A week or two ago I wrote a short article about my disgust at Discovery Channel’s cheap ratings grab with their “Mermaids : The body found” episode. I’m guessing that they aired it on TV in the States yesterday, because the views on my blog jumped by about 4,500 views yesterday.
That’s 4,500 people who are unsure if Mermaids really exist, or if Discovery Channel’s Animal Planet segment was fiction or truth. Which kinda adds weight to my point that they should not be engaging in mock documentaries of pseudo-science because a number of people really do struggle to differentiate between the two. Particularly because channels like Discovery set themselves up as an authority in Science and the natural world. Leave it to the Science Fiction Channel please.
Now, I am not going to debate if mermaids actually exist or not, this is a blog about education and pedagogy, not a blog about debunking ridiculous conspiracy theories. I am hoping that anyone reading my blog already has the critical thinking skills to understand that these mythological creatures are just that, mythological. They are about as real as Unicorns and Vampires.

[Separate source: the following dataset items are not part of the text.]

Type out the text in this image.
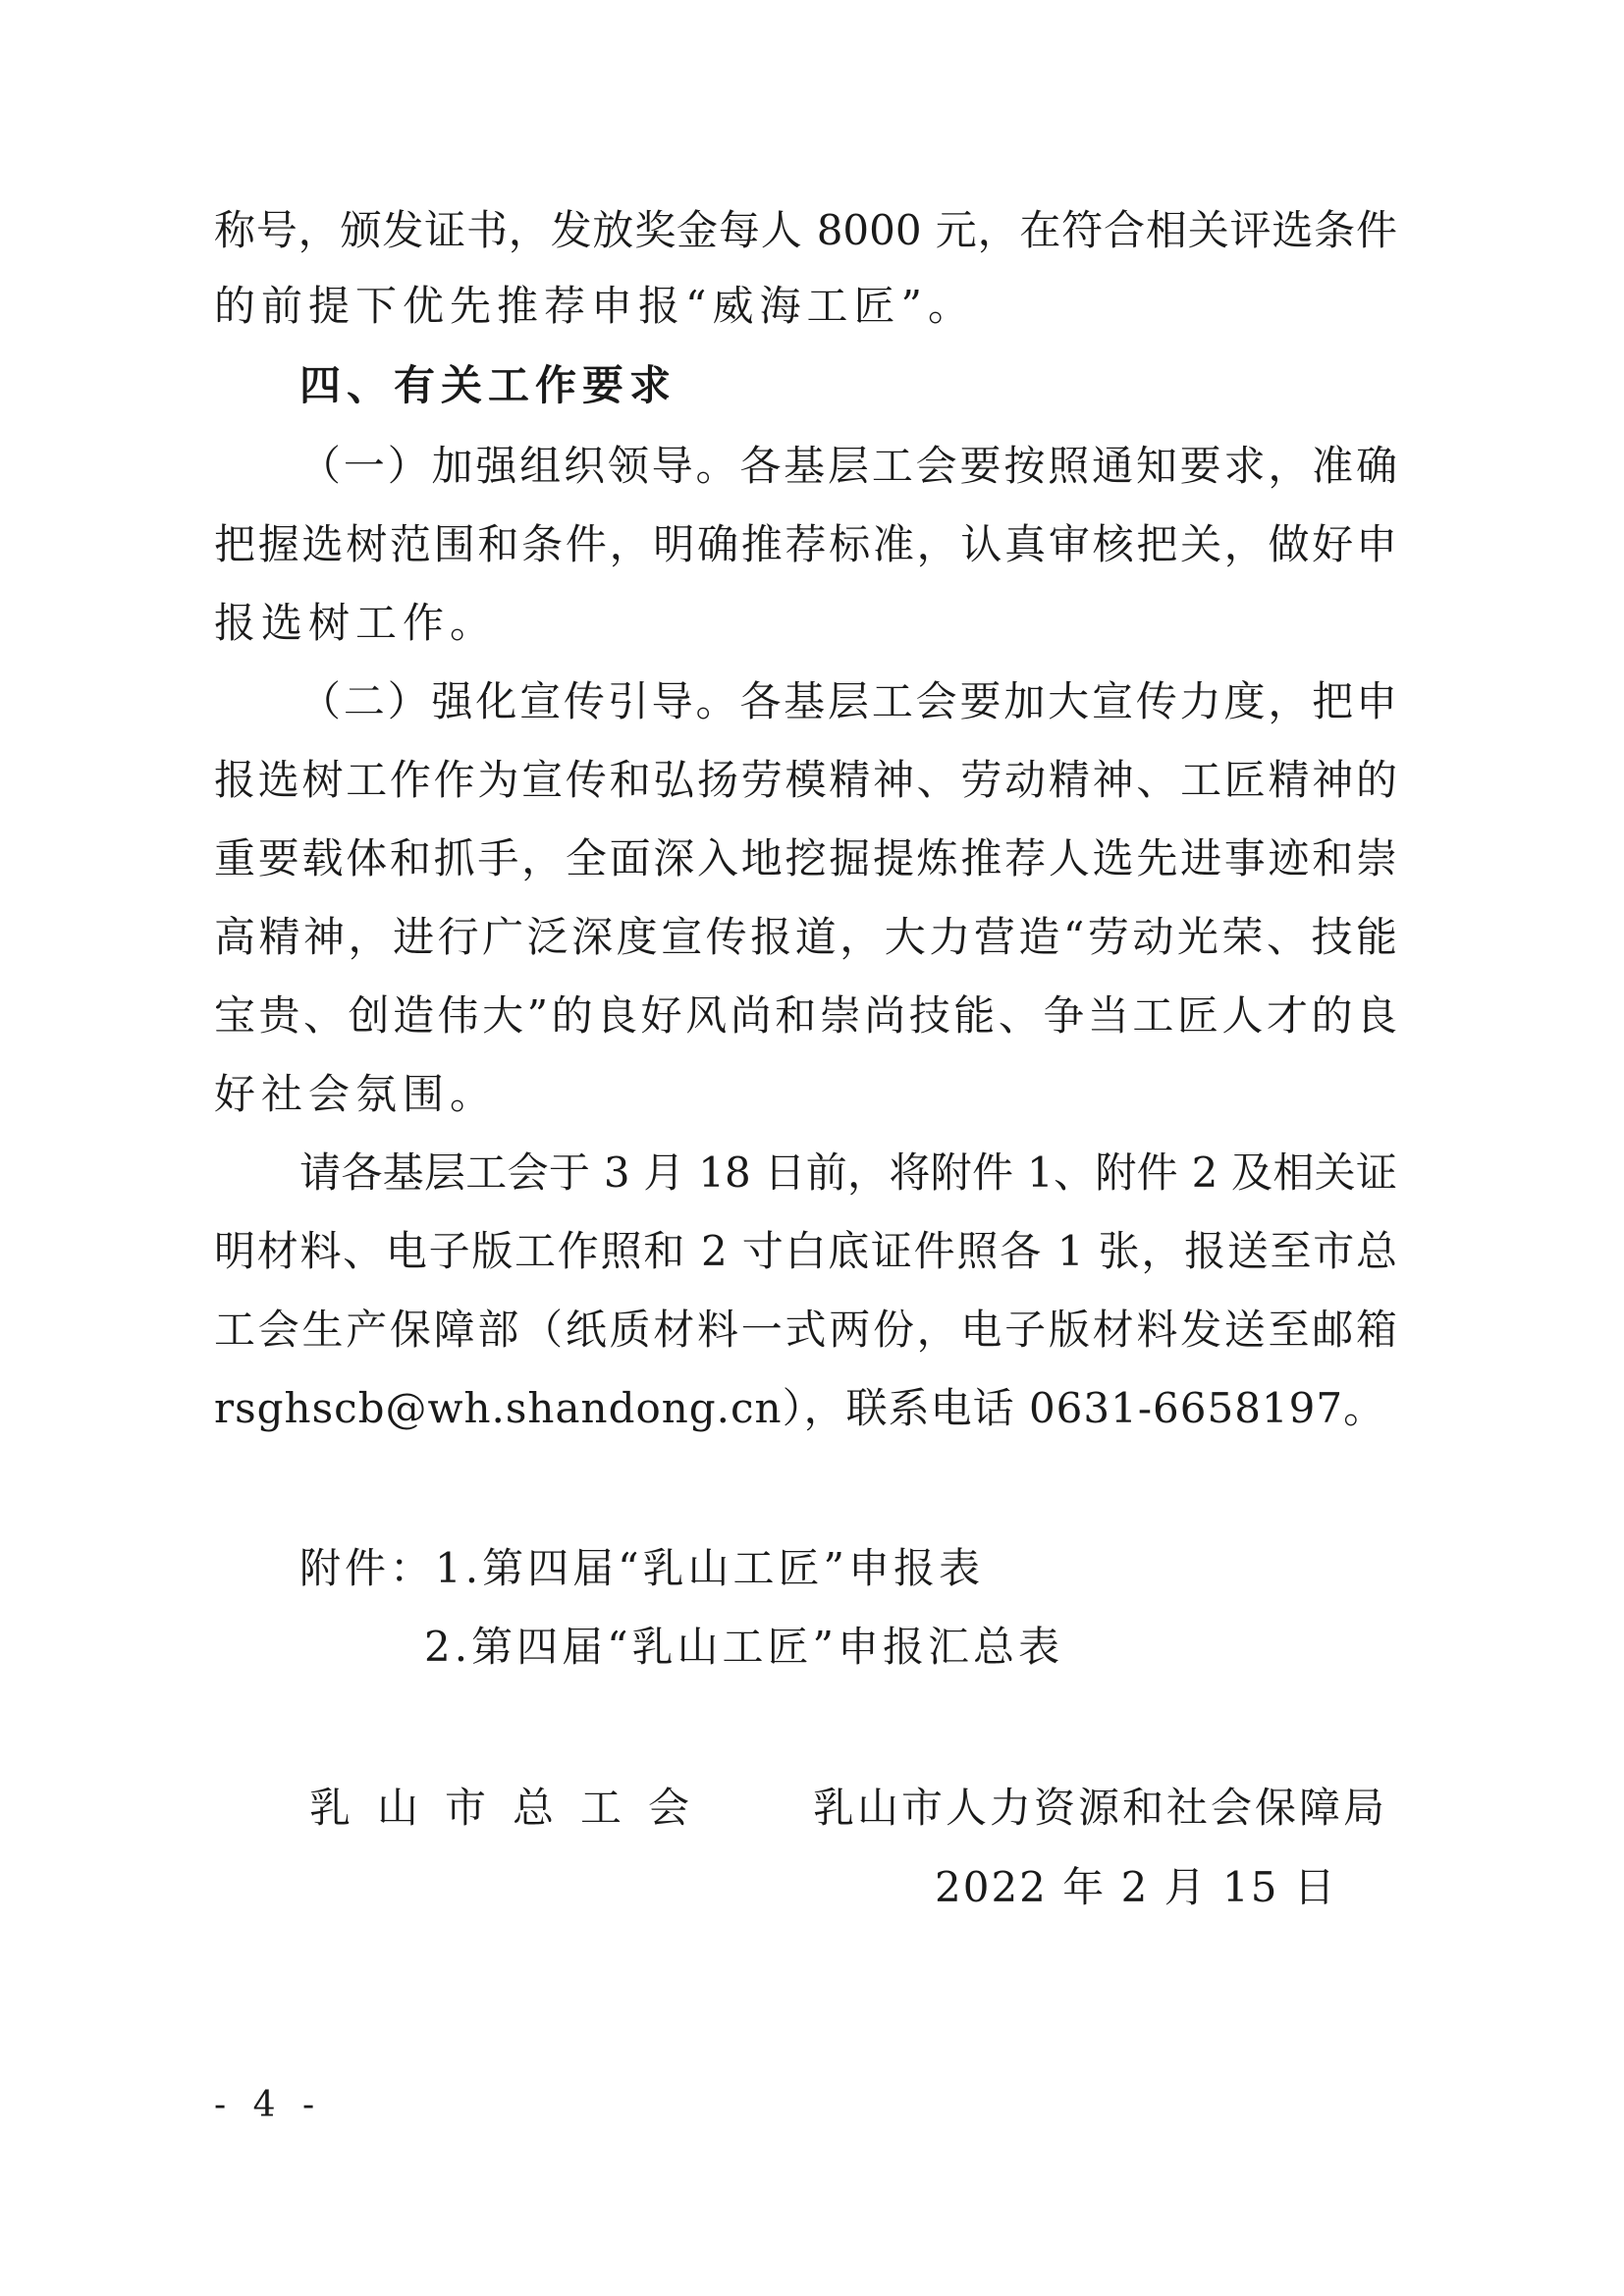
称号，颁发证书，发放奖金每人 8000 元，在符合相关评选条件
的前提下优先推荐申报“威海工匠”。
四、有关工作要求
（一）加强组织领导。各基层工会要按照通知要求，准确
把握选树范围和条件，明确推荐标准，认真审核把关，做好申
报选树工作。
（二）强化宣传引导。各基层工会要加大宣传力度，把申
报选树工作作为宣传和弘扬劳模精神、劳动精神、工匠精神的
重要载体和抓手，全面深入地挖掘提炼推荐人选先进事迹和崇
高精神，进行广泛深度宣传报道，大力营造“劳动光荣、技能
宝贵、创造伟大”的良好风尚和崇尚技能、争当工匠人才的良
好社会氛围。
请各基层工会于 3 月 18 日前，将附件 1、附件 2 及相关证
明材料、电子版工作照和 2 寸白底证件照各 1 张，报送至市总
工会生产保障部（纸质材料一式两份，电子版材料发送至邮箱
rsghscb@wh.shandong.cn），联系电话 0631-6658197。
附件：1.第四届“乳山工匠”申报表
2.第四届“乳山工匠”申报汇总表
乳山市总工会 乳山市人力资源和社会保障局
2022 年 2 月 15 日
- 4 -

A television show about them seems to confuse some people, are these the same people would believe in the North Pacific Tree Octopus ? After all, they have a convincing looking webpage, a wikipedia entry and even made it on to youtube. But they are NOT real. I use this character as a critical thinking skills activity at the start of every TOK (Theory of Knowledge) course that I teach and most of my IB students do not fail to realise that the evidence is flimsy and contrived. Though they do have fun showing how and why, as they have fun when exploring some good April Fool’s pranks.
But then again, my IB students are not fooled by Moon landing conspiracy theorists, AIDS deniers, Intelligent Design or Loch Ness Monster enthusiasts either. I guess that’s the benefit of an IB education in critical thinking.